I hope you've also considered the possibility that God wanted you to go to grad school, earn a Ph.D., maybe even take a visiting position or two, but has other plans for you besides the tenure track. Seriously, the frustration and bitterness that comes from spending long years on the job market has been damaging to the religious faith of a few people I know.
I have wondered about this, and I'm open to the possibility. Don't have any good leads, but I'm sure they'll show up when/if needed....
I think what frustrates me in reading the job search forums is that I feel I can't make comments to the effect that I'm trusting God to lead me where I need to be. In other words, that even job rejections are good, since I trust that God is able to deliver me from bad jobs as well as to lead me to a good one.
1) The missionary family that is discussed in "On Our Way Rejoicing" (I don't recall their name at the moment) found themselves, after many years of service in Dar-es-Salaam, in the US for a long period that didn't seem to include any form of service and concluded that "You only have a call for as long as the call calls," and that sometimes the ebbing of the sense of call is itself a different kind of call, telling you to stay put, learn and grow where you are. For them, it meant (as it turned out) raising their family, nearly all of whom went back to missions work in some other form, a couple to the original site their parents had founded.
So, maybe the Ecclesiastes "to everything a season" idea is operant--I recall one instance of thinking I was being led to one thing, only to discover an annoncement on the way to something else that I very much benefitted by doing. Sometimes the trajectory is more of a curved dance than a straight line, but our primitive receptors still only get one dot on the curve at a time...
2) However you want to look at the free will/divine determination argument, my sense has always been that affirming God's presence in your life doesn't necessarily always mean you will get what you want or even that it will automatically be the thing that you or anyone else will see as best for you, either at the time or later. God is not a <<papa-gateau,>> or doting parent, as the French put it; nor (as C.S. Lewis would say) can God be made out to be the Sadistic Torturer. Both defame God and the relationship one claims as integral and whole to a healthy faith.

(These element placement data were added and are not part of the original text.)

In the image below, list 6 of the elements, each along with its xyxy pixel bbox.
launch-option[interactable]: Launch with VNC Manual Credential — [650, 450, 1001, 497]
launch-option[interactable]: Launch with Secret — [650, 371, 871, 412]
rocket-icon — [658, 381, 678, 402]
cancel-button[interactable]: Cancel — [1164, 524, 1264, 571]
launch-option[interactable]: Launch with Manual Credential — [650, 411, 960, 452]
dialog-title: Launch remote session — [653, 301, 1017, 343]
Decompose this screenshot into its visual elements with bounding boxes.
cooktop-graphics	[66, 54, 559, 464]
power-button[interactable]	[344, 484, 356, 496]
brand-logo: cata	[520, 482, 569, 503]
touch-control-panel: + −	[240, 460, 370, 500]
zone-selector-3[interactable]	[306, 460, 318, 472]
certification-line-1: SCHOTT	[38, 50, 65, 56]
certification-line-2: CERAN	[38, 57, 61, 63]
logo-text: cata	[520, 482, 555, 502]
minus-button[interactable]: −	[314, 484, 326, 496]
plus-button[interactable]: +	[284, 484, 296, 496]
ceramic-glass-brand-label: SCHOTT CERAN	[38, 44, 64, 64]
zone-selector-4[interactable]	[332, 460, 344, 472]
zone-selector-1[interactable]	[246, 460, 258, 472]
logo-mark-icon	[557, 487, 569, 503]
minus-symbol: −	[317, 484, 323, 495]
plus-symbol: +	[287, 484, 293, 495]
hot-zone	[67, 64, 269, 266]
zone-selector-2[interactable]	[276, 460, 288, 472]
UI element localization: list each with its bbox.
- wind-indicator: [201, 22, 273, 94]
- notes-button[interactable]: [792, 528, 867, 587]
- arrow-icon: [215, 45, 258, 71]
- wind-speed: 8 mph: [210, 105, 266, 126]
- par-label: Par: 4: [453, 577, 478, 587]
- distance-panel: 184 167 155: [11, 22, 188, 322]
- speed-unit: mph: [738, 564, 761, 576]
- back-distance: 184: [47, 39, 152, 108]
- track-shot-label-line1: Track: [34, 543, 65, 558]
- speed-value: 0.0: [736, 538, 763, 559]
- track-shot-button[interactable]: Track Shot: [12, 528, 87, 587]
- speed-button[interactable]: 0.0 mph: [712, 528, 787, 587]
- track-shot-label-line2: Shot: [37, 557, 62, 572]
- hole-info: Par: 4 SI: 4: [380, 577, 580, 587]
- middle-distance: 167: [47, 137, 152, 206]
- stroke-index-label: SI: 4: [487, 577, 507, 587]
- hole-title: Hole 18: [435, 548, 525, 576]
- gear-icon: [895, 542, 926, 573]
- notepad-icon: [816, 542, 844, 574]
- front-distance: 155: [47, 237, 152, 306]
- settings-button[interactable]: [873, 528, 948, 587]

That siad, the affirmation of that abiding presence does, however, for you, oblige you to take whatever happens after all your best (and best-guided) efforts have been expended, and make of it the most whole, complete, and wise offering of yourself and your talents that you can.
I agree with the previous poster, that the path most sought after may not be the one you need to be on. "Playing it where it lies" is a sign of maturity and flexibility (for me, the word "grace" is an intentional, wholly well-meant pun, since both fluid movement and the experience of God's presence have to do with a healthy kind of self-forgetfulness, while being wholly oneself.)
My own work in the liturgical arts has been a roller-coaster ride of more dimensions than I could have imagined when the first promptings started me on this path. But--and especially while writing the thesis--an image of a star guiding the boat to the shore, by which I was to set my sights, was a consistent element in my prayers.
One can have a simple, safe, predictable landing if the star takes you to an established harbor. Or one might hit some rocks, have to pull the boat back a bit to see where the safe passage is for landing because one never knows with shores...but that doesn't mean the voyage was wrong, and it's not over.
There's been a tendency in the popular religious press to pre-package goals and make it sound as if one can have the glitzy-bright stardom along with the humilty and self-searching. I think that's wrong, or at least, not a fair expectation to saddle every praying person with.
For one thing, one has to remember that one is guided by a star, one isn't the star. For another, humilty has as many faces as the people in the world do, so the norm can't be seen as a realistic context as long as some live in high-rise condos and others beg for grain. In academic terms, tenure-track is not the only worthwhile game in town.
And--the point on the shore where the boat lands is also only one point. It ends one journey and may be the start of a different one, if the call is not to settle on the coast but somewhere inland.
Sometimes in prayer, there is a moment when the focused "I want/need this" that started the prayer gives way to a wider, more open, even startling sense of affirmation no matter what happens. It can be like a sudden intake of air, the bright widening of a patch of sunlight, or the dark softening of a velvet night out of the twilight.
That moment of grace, and the faith to be yourself, is my prayer for you. With work, and a steady hand on the tiller, the rest can follow.